Wednesday, June 12, 2019

The Obey Convention’s Problems of Sense and Reference, Censorship and Deference

The essay that was previously posted here can now be found at Quillette.

I removed it under agreement with Quillette, which wanted to repost it and wanted exclusive rights to the text. After being assured that I would have approval over their final copy, I agreed to the arrangement.

In the week since it was reposted, I have had my motives questioned, both in private messages and on social media. I have been called a “Nazi” for being associated with that outlet, or at least have been told that other people would or had thought I am a Nazi, which strikes me as a cowardly way of saying the same thing.

I want to address the altogether mundane reasons why a freelancer might accept payment for a piece of writing here. I also want to stress that I consider my statements here to be an unfortunate trifling in minutiae.

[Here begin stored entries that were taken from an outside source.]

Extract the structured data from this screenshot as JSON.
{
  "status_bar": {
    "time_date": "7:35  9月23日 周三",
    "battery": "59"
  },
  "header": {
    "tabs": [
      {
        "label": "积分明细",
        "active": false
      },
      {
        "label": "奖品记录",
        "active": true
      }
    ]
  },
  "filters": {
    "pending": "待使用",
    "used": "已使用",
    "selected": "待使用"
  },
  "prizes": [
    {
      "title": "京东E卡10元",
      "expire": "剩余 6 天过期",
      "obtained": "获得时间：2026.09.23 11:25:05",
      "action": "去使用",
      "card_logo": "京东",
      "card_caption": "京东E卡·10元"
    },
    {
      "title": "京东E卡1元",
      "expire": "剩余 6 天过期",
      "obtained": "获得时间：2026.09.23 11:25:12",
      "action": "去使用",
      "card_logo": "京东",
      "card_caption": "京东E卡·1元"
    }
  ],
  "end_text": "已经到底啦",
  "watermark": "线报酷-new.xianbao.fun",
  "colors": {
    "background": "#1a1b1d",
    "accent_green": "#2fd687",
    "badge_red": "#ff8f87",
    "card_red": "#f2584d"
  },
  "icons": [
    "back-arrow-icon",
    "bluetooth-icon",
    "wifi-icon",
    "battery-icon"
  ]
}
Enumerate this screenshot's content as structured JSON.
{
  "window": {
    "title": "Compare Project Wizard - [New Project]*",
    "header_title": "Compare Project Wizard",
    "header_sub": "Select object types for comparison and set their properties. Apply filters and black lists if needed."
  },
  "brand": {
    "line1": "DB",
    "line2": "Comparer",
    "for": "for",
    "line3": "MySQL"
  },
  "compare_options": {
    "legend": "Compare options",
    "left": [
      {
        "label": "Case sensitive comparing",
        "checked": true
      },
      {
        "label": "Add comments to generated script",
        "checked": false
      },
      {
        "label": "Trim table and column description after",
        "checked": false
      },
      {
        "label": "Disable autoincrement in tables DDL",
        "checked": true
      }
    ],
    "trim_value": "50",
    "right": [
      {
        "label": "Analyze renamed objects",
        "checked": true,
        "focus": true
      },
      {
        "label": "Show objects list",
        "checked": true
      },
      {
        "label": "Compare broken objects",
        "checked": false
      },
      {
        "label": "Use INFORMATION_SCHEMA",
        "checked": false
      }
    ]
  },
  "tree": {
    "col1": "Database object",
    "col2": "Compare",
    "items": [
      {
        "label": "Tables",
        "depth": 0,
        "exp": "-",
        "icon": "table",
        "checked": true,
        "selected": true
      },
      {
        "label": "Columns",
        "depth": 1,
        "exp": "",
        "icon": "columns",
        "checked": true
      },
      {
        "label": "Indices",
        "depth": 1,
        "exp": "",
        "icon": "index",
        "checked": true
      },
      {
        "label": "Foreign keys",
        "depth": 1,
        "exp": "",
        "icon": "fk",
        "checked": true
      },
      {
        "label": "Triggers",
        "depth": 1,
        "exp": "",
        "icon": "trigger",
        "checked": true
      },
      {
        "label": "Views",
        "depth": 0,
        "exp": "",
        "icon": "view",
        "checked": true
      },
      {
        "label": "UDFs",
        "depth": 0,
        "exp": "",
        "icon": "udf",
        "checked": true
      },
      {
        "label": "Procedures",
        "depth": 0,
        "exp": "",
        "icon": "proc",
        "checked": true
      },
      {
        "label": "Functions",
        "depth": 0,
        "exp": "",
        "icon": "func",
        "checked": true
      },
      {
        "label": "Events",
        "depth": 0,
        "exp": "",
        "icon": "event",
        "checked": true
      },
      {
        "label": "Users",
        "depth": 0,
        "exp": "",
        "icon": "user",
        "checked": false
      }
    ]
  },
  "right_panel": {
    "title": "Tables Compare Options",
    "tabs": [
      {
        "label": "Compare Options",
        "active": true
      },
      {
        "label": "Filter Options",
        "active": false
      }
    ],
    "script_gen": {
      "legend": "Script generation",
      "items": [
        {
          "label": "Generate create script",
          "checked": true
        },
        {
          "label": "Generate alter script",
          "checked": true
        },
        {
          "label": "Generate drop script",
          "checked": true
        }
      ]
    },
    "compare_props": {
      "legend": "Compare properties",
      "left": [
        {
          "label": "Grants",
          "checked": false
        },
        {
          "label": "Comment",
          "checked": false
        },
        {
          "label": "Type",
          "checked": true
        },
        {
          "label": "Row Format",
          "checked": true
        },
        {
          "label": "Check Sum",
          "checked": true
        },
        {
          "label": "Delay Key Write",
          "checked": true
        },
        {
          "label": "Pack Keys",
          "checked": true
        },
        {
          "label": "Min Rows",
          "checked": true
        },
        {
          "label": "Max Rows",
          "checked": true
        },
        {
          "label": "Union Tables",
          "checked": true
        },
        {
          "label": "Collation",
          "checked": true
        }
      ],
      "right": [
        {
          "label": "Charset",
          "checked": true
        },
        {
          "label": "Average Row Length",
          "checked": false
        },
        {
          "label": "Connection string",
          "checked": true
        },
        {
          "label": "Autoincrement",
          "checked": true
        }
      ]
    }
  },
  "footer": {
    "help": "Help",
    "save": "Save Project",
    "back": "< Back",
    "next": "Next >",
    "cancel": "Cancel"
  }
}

1. Quillette asked to repost it and didn't change anything other than some edits for clarity with my approval, which only improved the essay. So if anything, it's "my politics," not "theirs."

2. The essay as it was, on my rarely used blog, had reached critical mass. Few people were likely to see it who hadn't already, which is maybe fine, but when they offered to put it on front of another audience, why say no?

3. Before putting it on my blog, I offered the essay to a fairly well known new music publication (not the Wire, for whom I was reviewing the festival). They replied that they don't want a response to the incident written by a white male—never mind that I was actually there. Two others also turned it down.

4. Covering a music festival is rarely a break-even affair; Let's not speak of actually making money for my efforts. I knew I would lose money covering the Obey Festival, but I thought it would be a nice trip for my wife and myself. The festival did buy me a plane ticket (1) and gave my wife and I tickets to all of the concerts. There were a couple of other “perks” offered which didn’t materialize. What Quillette paid me more or less covered the unanticipated expenses while we were in Halifax.

5. While Quillette might be a conservative outlet, it isn’t exclusively so. According to a story in Politico, "It’s not as though [founding editor Claire] Lehmann wants an echo chamber, either. 'I want to give more of a platform for people on the left who are in support of liberal values,' she says.”


After the attacks on composer Mary Jane Leach outlined in my essay (which can still be found at the link above) by the lefties of Halifax, I certainly feel no allegiance to them. Likewise, I feel no allegiance to people on the left who want to call me a “Nazi” (for God’s sake!) because of articles that might appear on the same site as my own writing.

Frankly, I'm getting tired of this whole affair.